Said the AfDB chief: “We are bringing in private capital into agriculture that will create opportunities for the private sector to go into rural areas close to where the farmers are producing – they can buy food, they can process food, they can package food, they can export food and have a greater competitiveness for various value chains”.
The delegates, representing multilateral development banks and inter-governmental institutions, said business and political leaders must do more to stimulate capital deployment from the private sector.
Muhammad Al Jasser, chairman of the Islamic Development Bank Group, cited the Desert-to-Power flagship renewable energy initiative led by the AfDB as “a great pioneering project.”
He said the Islamic Development Bank is fully committed to financing green projects while balancing it with support for poverty reduction.
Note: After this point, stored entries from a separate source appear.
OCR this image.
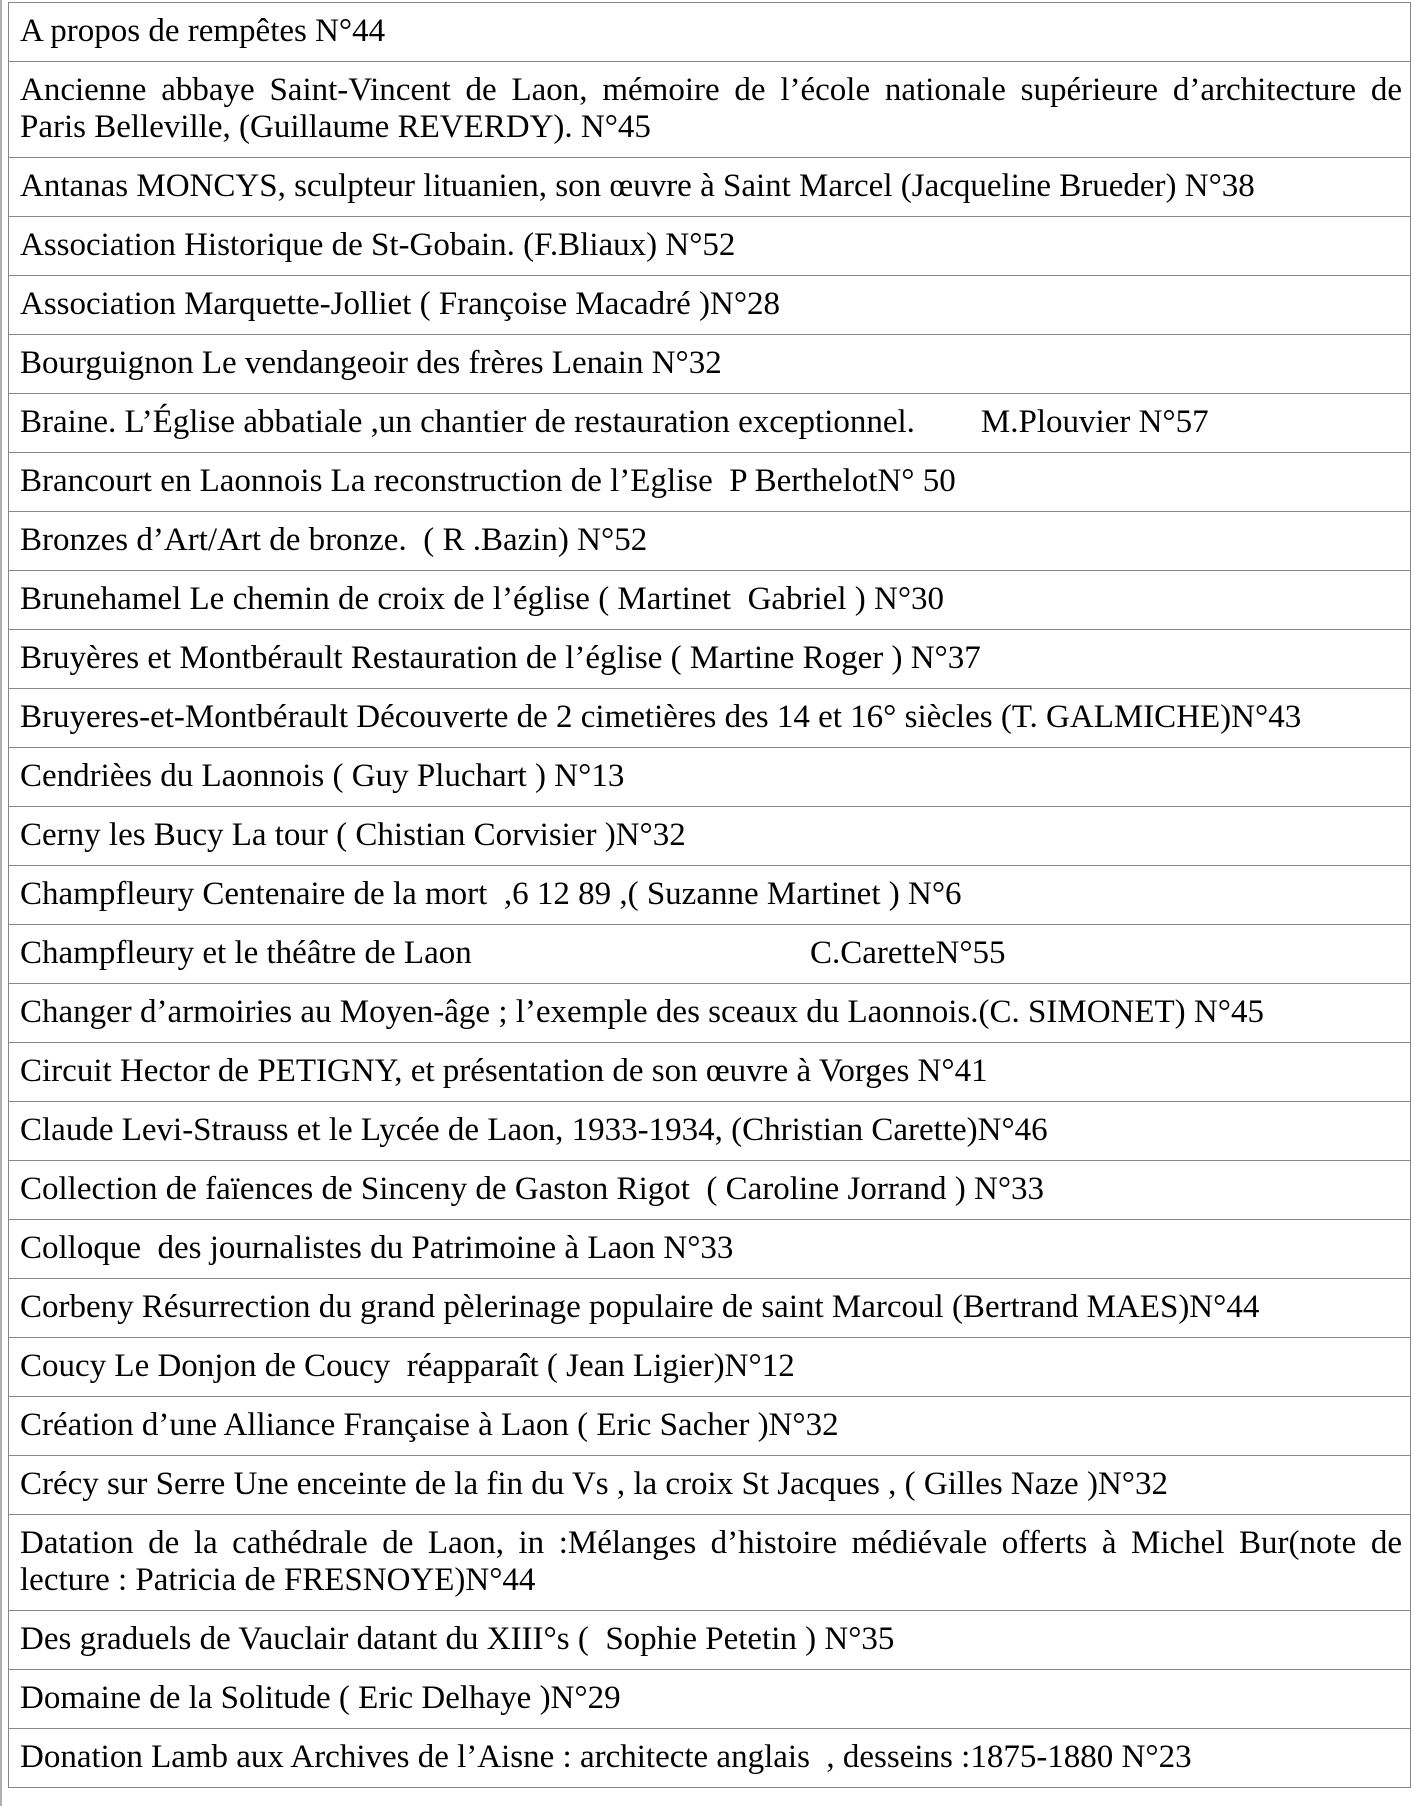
A propos de rempêtes N°44
Ancienne abbaye Saint-Vincent de Laon, mémoire de l’école nationale supérieure d’architecture de Paris Belleville, (Guillaume REVERDY). N°45
Antanas MONCYS, sculpteur lituanien, son œuvre à Saint Marcel (Jacqueline Brueder) N°38
Association Historique de St-Gobain. (F.Bliaux) N°52
Association Marquette-Jolliet ( Françoise Macadré )N°28
Bourguignon Le vendangeoir des frères Lenain N°32
Braine. L’Église abbatiale ,un chantier de restauration exceptionnel.        M.Plouvier N°57
Brancourt en Laonnois La reconstruction de l’Eglise  P BerthelotN° 50
Bronzes d’Art/Art de bronze.  ( R .Bazin) N°52
Brunehamel Le chemin de croix de l’église ( Martinet  Gabriel ) N°30
Bruyères et Montbérault Restauration de l’église ( Martine Roger ) N°37
Bruyeres-et-Montbérault Découverte de 2 cimetières des 14 et 16° siècles (T. GALMICHE)N°43
Cendrièes du Laonnois ( Guy Pluchart ) N°13
Cerny les Bucy La tour ( Chistian Corvisier )N°32
Champfleury Centenaire de la mort  ,6 12 89 ,( Suzanne Martinet ) N°6
Champfleury et le théâtre de Laon                                         C.CaretteN°55
Changer d’armoiries au Moyen-âge ; l’exemple des sceaux du Laonnois.(C. SIMONET) N°45
Circuit Hector de PETIGNY, et présentation de son œuvre à Vorges N°41
Claude Levi-Strauss et le Lycée de Laon, 1933-1934, (Christian Carette)N°46
Collection de faïences de Sinceny de Gaston Rigot  ( Caroline Jorrand ) N°33
Colloque  des journalistes du Patrimoine à Laon N°33
Corbeny Résurrection du grand pèlerinage populaire de saint Marcoul (Bertrand MAES)N°44
Coucy Le Donjon de Coucy  réapparaît ( Jean Ligier)N°12
Création d’une Alliance Française à Laon ( Eric Sacher )N°32
Crécy sur Serre Une enceinte de la fin du Vs , la croix St Jacques , ( Gilles Naze )N°32
Datation de la cathédrale de Laon, in :Mélanges d’histoire médiévale offerts à Michel Bur(note de lecture : Patricia de FRESNOYE)N°44
Des graduels de Vauclair datant du XIII°s (  Sophie Petetin ) N°35
Domaine de la Solitude ( Eric Delhaye )N°29
Donation Lamb aux Archives de l’Aisne : architecte anglais  , desseins :1875-1880 N°23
Rémy Rioux, chief executive officer of Agence Française de Dévelopment, called for a consensus in redefining development finance.
“We need a new narrative. We need to work on a framework to finance what nobody is financing – the most vulnerable communities,” he said.
“This is our core mandate, and we must be allowed to allocate part of the precious concessional resources to mobilise, to lower emissions, to go the private way.”
Frannie Leautier, expert chair of the Independent Review of Multilateral Development Banks’ Capital Adequacy Frameworks, outlined areas that her committee identified to maximise the impact of their capital.
OPEC Fund director-general Abdulhamid Alkhalifa highlighted the need for development financiers to remodel their operations to attract other resources to close the huge financial gap.